FAMILY SUPPORT MATTERS DURING MENOPAUSE

Menopause is a normal condition that every woman experience as she ages. In clinical terms, menopause is divided into three stages; perimenopause, menopause and post menopause.

Perimenopause is the stage before the last menstrual period when hormones start to fluctuate, causing various symptoms such as hot flashes and night sweats. Menopause is last menstrual period marking the end of reproductive period and post menopause is the stage a woman enters after passing through perimenopause and menopause.

Menopause is not a one-size-fits-all event as menopause affects each woman differently. Some women reach natural menopause with little to no trouble wherein others have severe symptoms. For instance, symptoms like vaginal dryness, decreased libido, urinary incontinence, mood swings, anxiety, fuzzy thinking and depression are all symptoms that many women report when the menopause transition hits, yet many women don’t tell anyone.

Isolation, particularly during stressful life experiences, has never been recommended for our health and happiness. Going through menopause in isolation is no exception. Consulting a doctor when bodily changes occur is the norm but seeking help from friends or family when the physical changes are deeply personal is equally important for the overall wellbeing.

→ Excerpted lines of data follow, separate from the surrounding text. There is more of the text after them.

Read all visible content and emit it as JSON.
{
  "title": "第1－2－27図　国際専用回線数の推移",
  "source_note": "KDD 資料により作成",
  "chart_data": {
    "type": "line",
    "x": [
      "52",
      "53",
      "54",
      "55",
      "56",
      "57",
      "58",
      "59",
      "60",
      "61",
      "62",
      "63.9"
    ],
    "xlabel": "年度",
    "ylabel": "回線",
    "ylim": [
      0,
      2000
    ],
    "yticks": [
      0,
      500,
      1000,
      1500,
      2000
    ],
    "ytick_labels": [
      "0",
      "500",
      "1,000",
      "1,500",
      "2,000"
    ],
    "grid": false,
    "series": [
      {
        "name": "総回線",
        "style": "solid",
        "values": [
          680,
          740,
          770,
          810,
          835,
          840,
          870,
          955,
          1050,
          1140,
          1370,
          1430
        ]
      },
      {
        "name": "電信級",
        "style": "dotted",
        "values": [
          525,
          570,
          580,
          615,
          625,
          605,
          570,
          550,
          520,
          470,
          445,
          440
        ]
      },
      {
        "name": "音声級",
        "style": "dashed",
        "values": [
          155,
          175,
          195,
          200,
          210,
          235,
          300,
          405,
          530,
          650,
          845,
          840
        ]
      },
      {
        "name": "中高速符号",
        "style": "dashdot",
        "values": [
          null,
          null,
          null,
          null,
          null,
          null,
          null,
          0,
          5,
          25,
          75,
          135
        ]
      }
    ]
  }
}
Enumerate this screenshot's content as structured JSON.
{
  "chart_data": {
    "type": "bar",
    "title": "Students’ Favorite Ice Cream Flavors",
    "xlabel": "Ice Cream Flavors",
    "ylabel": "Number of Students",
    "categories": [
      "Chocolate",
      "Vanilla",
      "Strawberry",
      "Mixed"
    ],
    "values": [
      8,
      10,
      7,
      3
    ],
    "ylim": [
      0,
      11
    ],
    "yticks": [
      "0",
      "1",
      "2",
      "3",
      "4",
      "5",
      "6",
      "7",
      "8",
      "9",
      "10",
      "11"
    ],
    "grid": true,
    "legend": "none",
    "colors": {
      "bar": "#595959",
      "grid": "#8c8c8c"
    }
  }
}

Seeking Family Support During Menopause

Various studies and findings suggest that menopausal symptoms vary across different substages. Moreover, higher family support and resilience are significantly associated with fewer menopausal symptoms, which might be helpful for gynecologists to identify these symptoms and provide appropriate support, medical care and counselling.

Seeking support during menopause from your family and friends is just as important as considering the many options for symptom relief. And, not having support from family and friends during menopause is like trying to drive a car without steering. The most important aspect of sharing and talking about your menopause experience with your family is brainstorming for solutions to relieve symptoms.

Tips to Support A Family Member in Menopause

Educate Yourself: Educating yourself about everything related to menopause will help understand the symptoms better.

Talk: Communication is the key to show support. Talking and listening will help them deal with menopause, feeling loved and taken care of. Asking “what’s the best thing I can do to help you get through this?” will show that you care and will support her through this phase of life.

Be Patient: Patience is vital for both short and long term. Being patient when she seems sad or angry will go a long way. The message you send when you are patient is, “this isn’t going to last forever.”

Don’t Personalize Her Moods: If she gets upset, don’t turn her upset into your upset. She can be angry, sad, or frustrated, and you can listen to her without personalizing the incident.

Believe Her: This can be a really trying time, so if your wife or mother says she is doing the best she can, believe it. Sometimes women feel fragile and hardly know themselves during the menopause years.

Offer to Help: Offering to help with the daily chores or any task will ease the pressure and constant feeling of lethargy. This can keep her from feeling overwhelmed.

Help Her Get the Sleep She Needs: Insomnia is very common during menopause. Ensure that the temperature and lighting are perfect so that she can get some real sleep. A good night’s sleep will help her mood tremendously.

Support Her Health: Getting started on an exercise plan is easier if you have company. Offer support in signing up for a new workout program or any other activity.

Buck up Her Self-Confidence: Physical symptoms during menopause can be belittling and self-confidence can take a hit. Skin and hair changes, weight gain and incontinence may make it difficult for women to be their flamboyant self. Constant reminders of their worth and importance will help build confidence and self-worth.

Help Her Limit Guilt: Anxiety and guilt are very common with menopause. Feeling doubtful or irritable may increase the guilt factor. Try to avoid adding to the guilt she’s likely already carrying around by being supportive and available.

Not every woman will need extensive support through menopause. Many will, at least, need a little boost from time to time. Your intentions mean a lot and just knowing that you want to support her will go a long way.

Remember, every woman in menopause needs patience, friendship and lots of laughter. She needs to be reminded that “your life is waiting for the second chapter and there is so much more to experience after this change”!!